Franziska Schmottlach, Intern European Decorative Arts and Sculpture Collection
The inventory card for this daguerreotype, which was unusual for its time, succinctly states "Young man putting on glasses". When it was patented in 1839, the daguerreotype was the first practical photographic process, but its production was costly: Silver-plated copper plates served as image carriers, which had to be polished, made light-sensitive with iodine and developed in highly toxic mercury vapour immediately after the picture was taken. Each picture was a costly unique specimen. The bourgeois clientele had themselves posed accordingly in the studios in front of draped curtains and painted landscape backdrops. The "Young Man" cares surprisingly little about these conventions when he looks past the camera with a slightly strained gaze and covers his face with his raised hands and half-attached visual aid. He had to hold still in front of the camera for up to half a minute for this apparent snapshot. Whether this photograph was meant to illuminate how the new medium sharpens the gaze will remain a mystery - neither the sitter nor the photographer are known. Her work, however, is an invitation to go on a voyage of discovery in the rich detail of these photographic miniatures.

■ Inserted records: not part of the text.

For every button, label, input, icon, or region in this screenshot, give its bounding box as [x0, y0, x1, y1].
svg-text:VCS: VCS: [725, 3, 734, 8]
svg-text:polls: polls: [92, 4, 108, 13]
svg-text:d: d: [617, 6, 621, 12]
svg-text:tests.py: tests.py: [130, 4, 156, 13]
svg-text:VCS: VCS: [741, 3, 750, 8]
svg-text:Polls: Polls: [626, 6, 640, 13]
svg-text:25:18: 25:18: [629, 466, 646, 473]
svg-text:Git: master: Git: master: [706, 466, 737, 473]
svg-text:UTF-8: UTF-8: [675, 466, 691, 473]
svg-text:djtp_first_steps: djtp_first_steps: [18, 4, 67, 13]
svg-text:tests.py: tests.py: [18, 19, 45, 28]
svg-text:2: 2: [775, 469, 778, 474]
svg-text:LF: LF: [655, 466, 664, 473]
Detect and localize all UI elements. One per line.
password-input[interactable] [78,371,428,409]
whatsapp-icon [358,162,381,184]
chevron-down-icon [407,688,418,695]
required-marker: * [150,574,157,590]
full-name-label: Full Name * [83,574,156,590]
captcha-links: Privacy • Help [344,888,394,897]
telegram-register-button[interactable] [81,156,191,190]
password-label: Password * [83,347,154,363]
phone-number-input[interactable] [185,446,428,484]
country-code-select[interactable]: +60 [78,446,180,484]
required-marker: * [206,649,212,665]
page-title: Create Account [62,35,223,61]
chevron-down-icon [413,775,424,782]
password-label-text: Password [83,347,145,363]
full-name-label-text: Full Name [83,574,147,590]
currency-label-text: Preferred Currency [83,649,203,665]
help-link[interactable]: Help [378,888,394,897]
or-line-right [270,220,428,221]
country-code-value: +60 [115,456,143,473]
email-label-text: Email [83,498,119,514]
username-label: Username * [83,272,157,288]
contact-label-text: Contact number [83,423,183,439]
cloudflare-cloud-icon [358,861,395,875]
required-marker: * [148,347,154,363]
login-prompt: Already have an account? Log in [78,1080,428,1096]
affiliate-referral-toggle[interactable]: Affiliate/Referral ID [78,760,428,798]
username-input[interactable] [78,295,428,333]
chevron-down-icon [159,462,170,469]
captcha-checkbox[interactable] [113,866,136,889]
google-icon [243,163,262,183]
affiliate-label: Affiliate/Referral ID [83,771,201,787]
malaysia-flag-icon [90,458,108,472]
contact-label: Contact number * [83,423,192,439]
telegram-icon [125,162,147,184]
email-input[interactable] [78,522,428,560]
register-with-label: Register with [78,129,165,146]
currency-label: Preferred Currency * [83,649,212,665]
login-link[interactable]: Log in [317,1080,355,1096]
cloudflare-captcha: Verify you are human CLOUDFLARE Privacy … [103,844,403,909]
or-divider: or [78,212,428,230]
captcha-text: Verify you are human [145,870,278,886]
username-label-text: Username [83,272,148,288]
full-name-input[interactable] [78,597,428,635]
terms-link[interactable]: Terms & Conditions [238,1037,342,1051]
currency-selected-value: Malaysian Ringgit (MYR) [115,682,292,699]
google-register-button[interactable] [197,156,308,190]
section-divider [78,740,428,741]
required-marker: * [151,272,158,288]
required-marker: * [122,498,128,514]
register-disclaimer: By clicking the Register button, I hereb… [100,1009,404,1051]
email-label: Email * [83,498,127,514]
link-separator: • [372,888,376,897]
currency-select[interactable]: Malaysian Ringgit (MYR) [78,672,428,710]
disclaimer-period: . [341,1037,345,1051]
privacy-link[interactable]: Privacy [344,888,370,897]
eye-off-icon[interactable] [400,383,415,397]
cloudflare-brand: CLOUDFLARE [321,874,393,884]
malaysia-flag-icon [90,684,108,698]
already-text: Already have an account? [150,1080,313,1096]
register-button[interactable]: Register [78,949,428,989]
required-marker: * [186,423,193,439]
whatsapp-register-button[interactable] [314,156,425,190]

Sven Schumacher, Photography and New Media Collection
Ancient ribbed bowl made of glass
Among all the great objects in the Collection of Ancient Art and Antiquities, the vases, the sculptures, the small art, it stands out visually: the small Roman ribbed bowl made of mosaic glass, whose intense blue captivates the viewer's gaze. This blue is further emphasised by a white spiral pattern with a three-dimensional impression. But this bowl impresses me not only because of its ravishing colour. The artist has pulled out all the stops of his skill for it, culminating in centuries of experience in handling this precious material. The colourful effect of the glass was aimed at replicating vessels made of precious stones such as agate, giving free rein to imagination and chance. And the most amazing thing: despite the fragile material, the glass bowl has survived the millennia almost unscathed. This may be due to the fortunate circumstance that it served as a burial object, or to the fact that this little treasure has always been appreciated and protected over the course of time. For me, the mystery of its exact origin, its owners and its path through history also contribute to the fascination that this object exudes.